Over the next couple of months, thanks in part from Julia’s pressure, I started to get my life into some order. I found a new apartment and then a job. I had daily routines and weekend dates. And then I walked into Reeves for lunch.
“Listen you, you have a lot of our research still on you and you have a responsibility to this project,” Cramer began. Then he rattled off a list of my transgressions. I took money from Mark. I left them high and dry without notice. And then, the coup de grace, I had the audacity to use Cramer’s letter of recommendation to help secure my new job. Ouch. I never expected him to find out about that. Note, however, that I still did get the job, even though he found out. Cramer didn’t use his anger or his power to spike my chances.
After he was done, I spoke timidly. “What can I say … you’re right. Every word you just said is true,” I replied. I made an effort to explain why I made such bad choices, how I didn’t have money or a job and felt desperate and things got way out of hand.
I’ll never forget the way his demeanor melted as I explained myself.

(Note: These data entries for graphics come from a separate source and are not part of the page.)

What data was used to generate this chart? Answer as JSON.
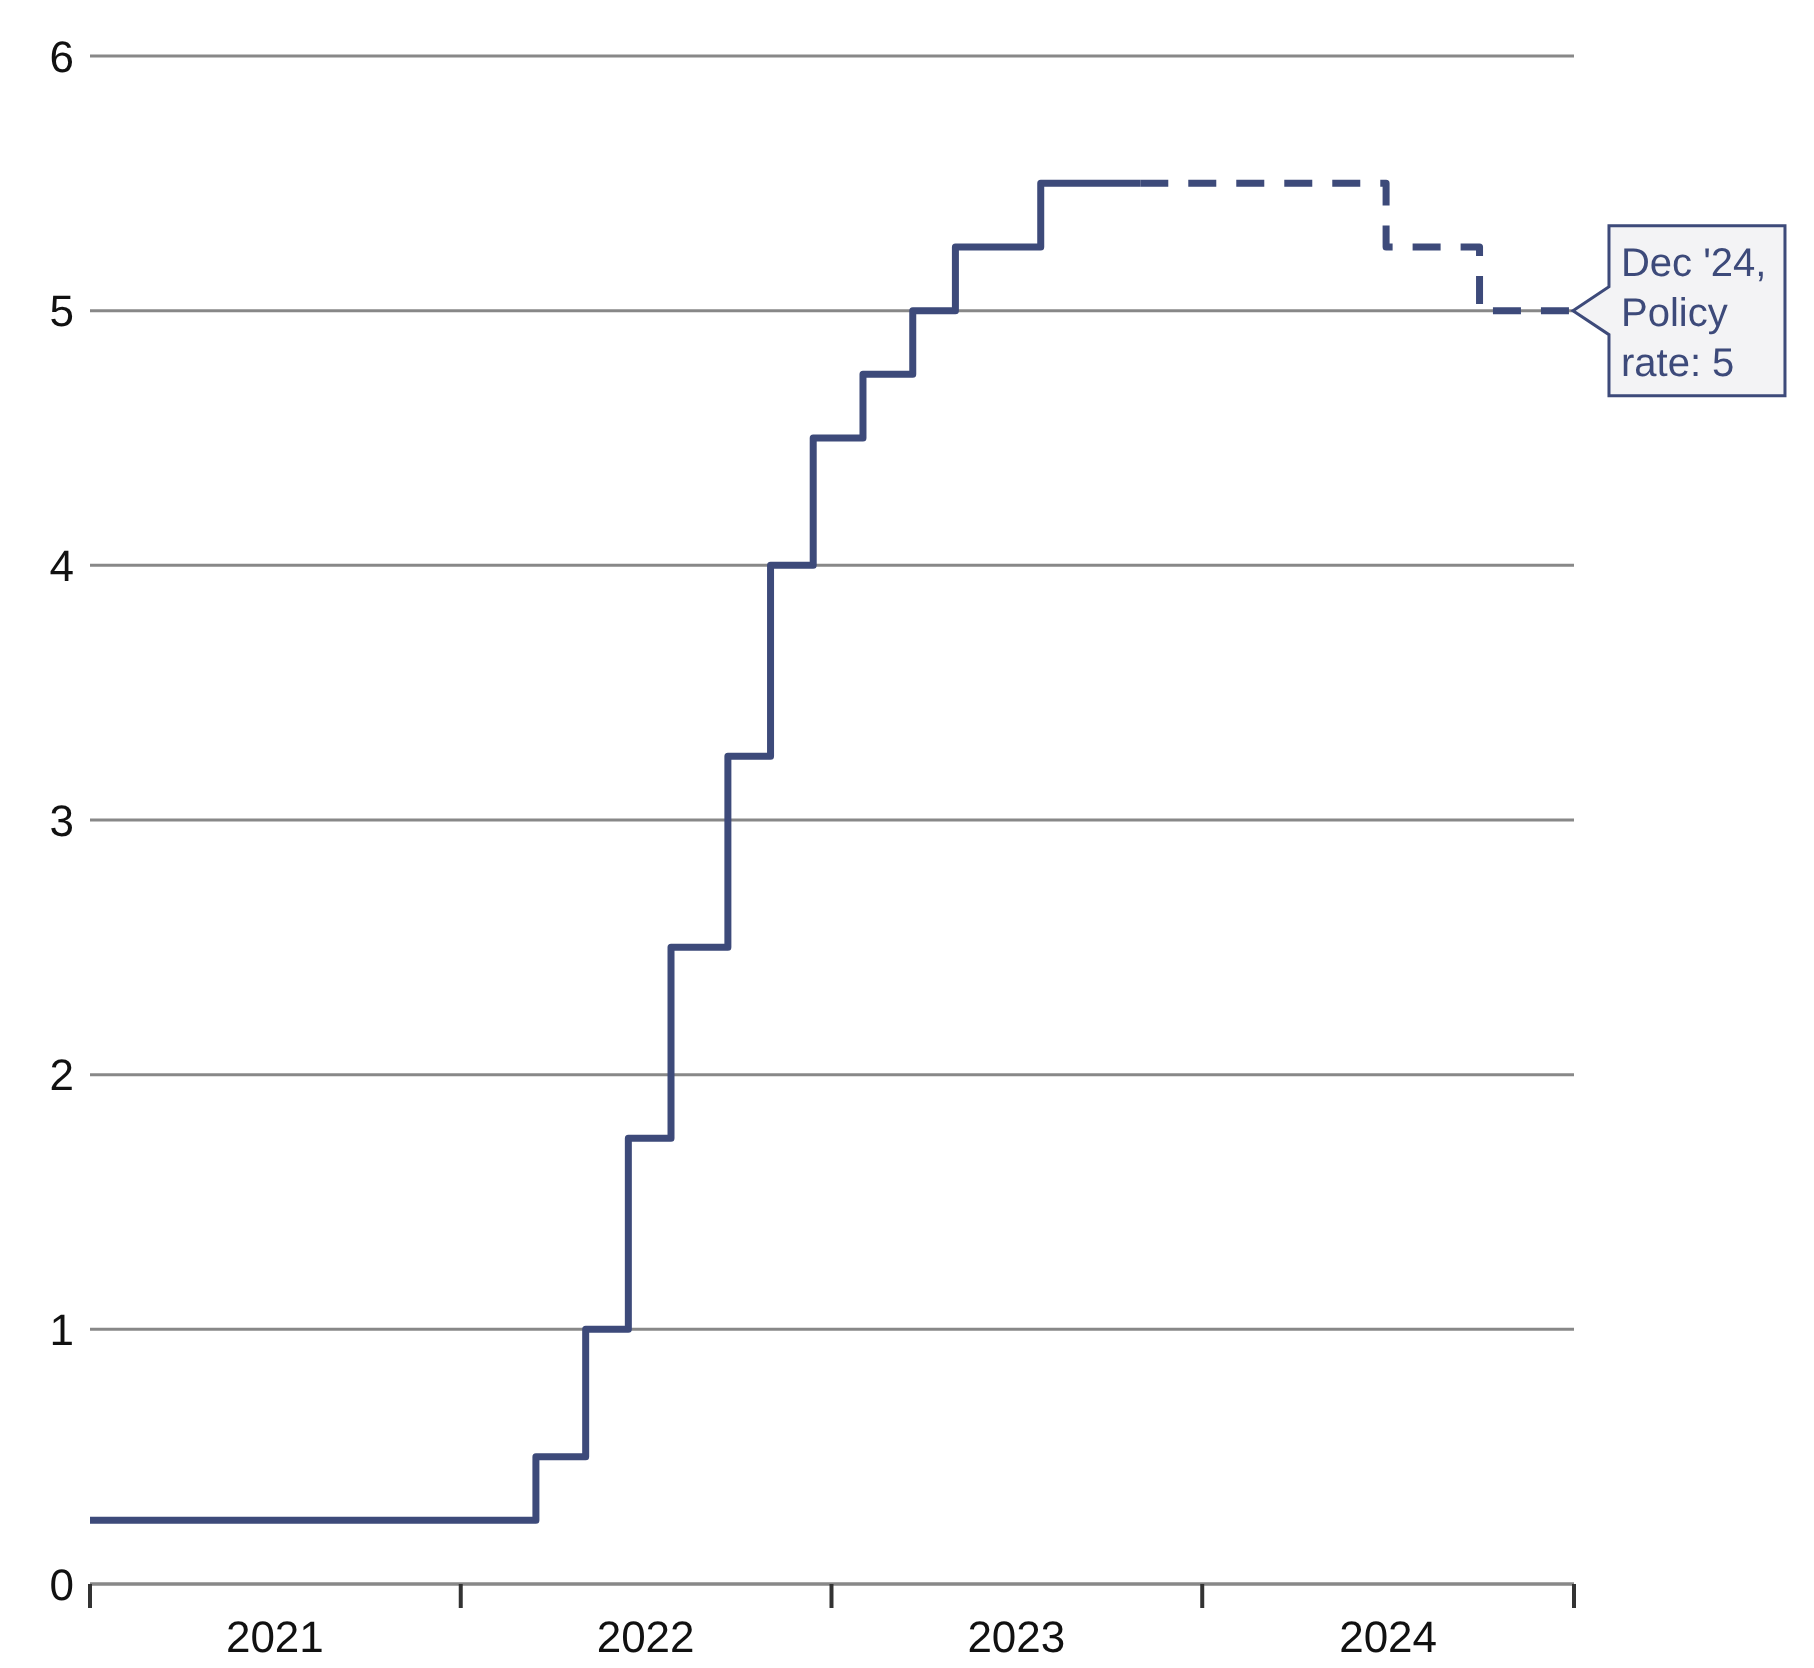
{
  "chart_data": {
    "type": "step",
    "xlim": [
      "2021-01-01",
      "2025-01-01"
    ],
    "xticks": [
      {
        "value": "2021-01-01",
        "label": null
      },
      {
        "value": "2021-07-02",
        "label": "2021"
      },
      {
        "value": "2022-01-01",
        "label": null
      },
      {
        "value": "2022-07-02",
        "label": "2022"
      },
      {
        "value": "2023-01-01",
        "label": null
      },
      {
        "value": "2023-07-02",
        "label": "2023"
      },
      {
        "value": "2024-01-01",
        "label": null
      },
      {
        "value": "2024-07-02",
        "label": "2024"
      },
      {
        "value": "2025-01-01",
        "label": null
      }
    ],
    "ylim": [
      0,
      6
    ],
    "yticks": [
      0,
      1,
      2,
      3,
      4,
      5,
      6
    ],
    "grid": "y",
    "marker": "none",
    "series": [
      {
        "color": "#3d4a7a",
        "line_style": "solid",
        "x": [
          "2021-01-01",
          "2022-03-16",
          "2022-05-04",
          "2022-06-15",
          "2022-07-27",
          "2022-09-21",
          "2022-11-02",
          "2022-12-14",
          "2023-02-01",
          "2023-03-22",
          "2023-05-03",
          "2023-07-26",
          "2023-11-01"
        ],
        "values": [
          0.25,
          0.5,
          1.0,
          1.75,
          2.5,
          3.25,
          4.0,
          4.5,
          4.75,
          5.0,
          5.25,
          5.5,
          5.5
        ]
      },
      {
        "color": "#3d4a7a",
        "line_style": "dashed",
        "x": [
          "2023-11-01",
          "2024-06-30",
          "2024-09-30",
          "2024-12-31"
        ],
        "values": [
          5.5,
          5.25,
          5.0,
          5.0
        ]
      }
    ],
    "annotations": [
      {
        "text": "Dec '24, Policy rate: 5",
        "x": "2024-12-31",
        "y": 5
      }
    ]
  }
}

His voice softened and he seemed to understand it all, even if I didn’t. He said, gently, that I really should try to pay Mark back as soon as I could because he didn’t pay him well and it really hurt him. And if there’s anything that I still had that was important to the project (I didn’t, actually), that I should bring that by the office too.

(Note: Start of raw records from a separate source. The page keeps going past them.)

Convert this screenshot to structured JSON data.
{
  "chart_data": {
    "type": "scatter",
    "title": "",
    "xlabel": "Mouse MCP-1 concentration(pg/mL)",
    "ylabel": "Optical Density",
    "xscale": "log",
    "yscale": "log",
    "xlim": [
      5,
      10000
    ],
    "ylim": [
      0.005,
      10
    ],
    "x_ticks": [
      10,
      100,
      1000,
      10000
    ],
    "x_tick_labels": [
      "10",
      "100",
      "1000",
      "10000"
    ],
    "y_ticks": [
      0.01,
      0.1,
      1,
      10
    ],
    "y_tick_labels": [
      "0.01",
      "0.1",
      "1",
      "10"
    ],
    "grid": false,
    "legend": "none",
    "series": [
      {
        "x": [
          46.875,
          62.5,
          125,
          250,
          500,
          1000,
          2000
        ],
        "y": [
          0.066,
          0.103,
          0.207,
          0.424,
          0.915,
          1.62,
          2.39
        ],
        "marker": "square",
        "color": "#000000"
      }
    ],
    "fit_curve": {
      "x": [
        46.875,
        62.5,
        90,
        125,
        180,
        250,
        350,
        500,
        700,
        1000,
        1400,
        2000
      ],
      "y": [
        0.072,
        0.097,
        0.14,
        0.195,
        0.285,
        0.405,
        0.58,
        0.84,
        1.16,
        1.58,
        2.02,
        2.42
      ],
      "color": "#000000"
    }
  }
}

I wish I could give this a happy feel good ending, where Cramer’s anger scared me straight or his compassion touched me in a meaningful way. But the truth is that I continued to be a mess, off and on, for awhile after that confrontation. But within three years, I was the Chief Speechwriter for Virginia Governor L. Douglas Wilder. If my life wasn’t entirely in order, at least it had direction. Even so, it’s been 25 years and I still haven’t paid Mark back the money I owe him. He’s an accomplished writer and documentary film maker now, and probably doesn’t need the cash, and it was my loss, not his. I burned a bridge senselessly.
I also never saw Cramer again. That’s too bad, because I would spend many of the next 25 years working in and around politics and would have dozens of conversations about “What It Takes” through the years, including one that lasted at least an hour with George Stephanopolous in 1992, on the day before the Richmond Presidential debate. I had an opportunity to be in the acknowledgments of a great book – to be someone a great writer could call a friend – and I blew it.
I think back to those days 25 years ago stunned at how I could live with such glib self-assurance. For some years afterwards, I joked that the fall of the Berlin Wall made my decision to skip out on my philosophy seminar class a sensible decision. Then two years ago I finally got around to reading Marx’s Capital and felt the loss at not having Bien’s guiding hand along the way. Perhaps Bien might have convinced me to pursue a philosophy PhD or introduce me to his other philosophical passion, Maurice Merleau-Ponty, who I also read long after leaving the college campus.
At the time, it was always money that seemed to be driving wedges, but the reality is that I managed relationships even worse than I managed my finances. And so, today, I mourn Richard Ben Cramer’s passing like most people do, as a reader of his works, not as a friend, not as a valuable contributor to his memorable project. Others will talk and write about the marks he left on the world far more meaningfully and eloquently than I will. And that’s my loss.
Some people we miss because of the space they leave behind in our lives. Others we miss because they haunt our memories and animate our regrets. Today, I’m thinking about Richard Ben Cramer and wish that I had cared enough about myself 25 years ago to treat him and Mark Zwonitzer with the respect they deserved.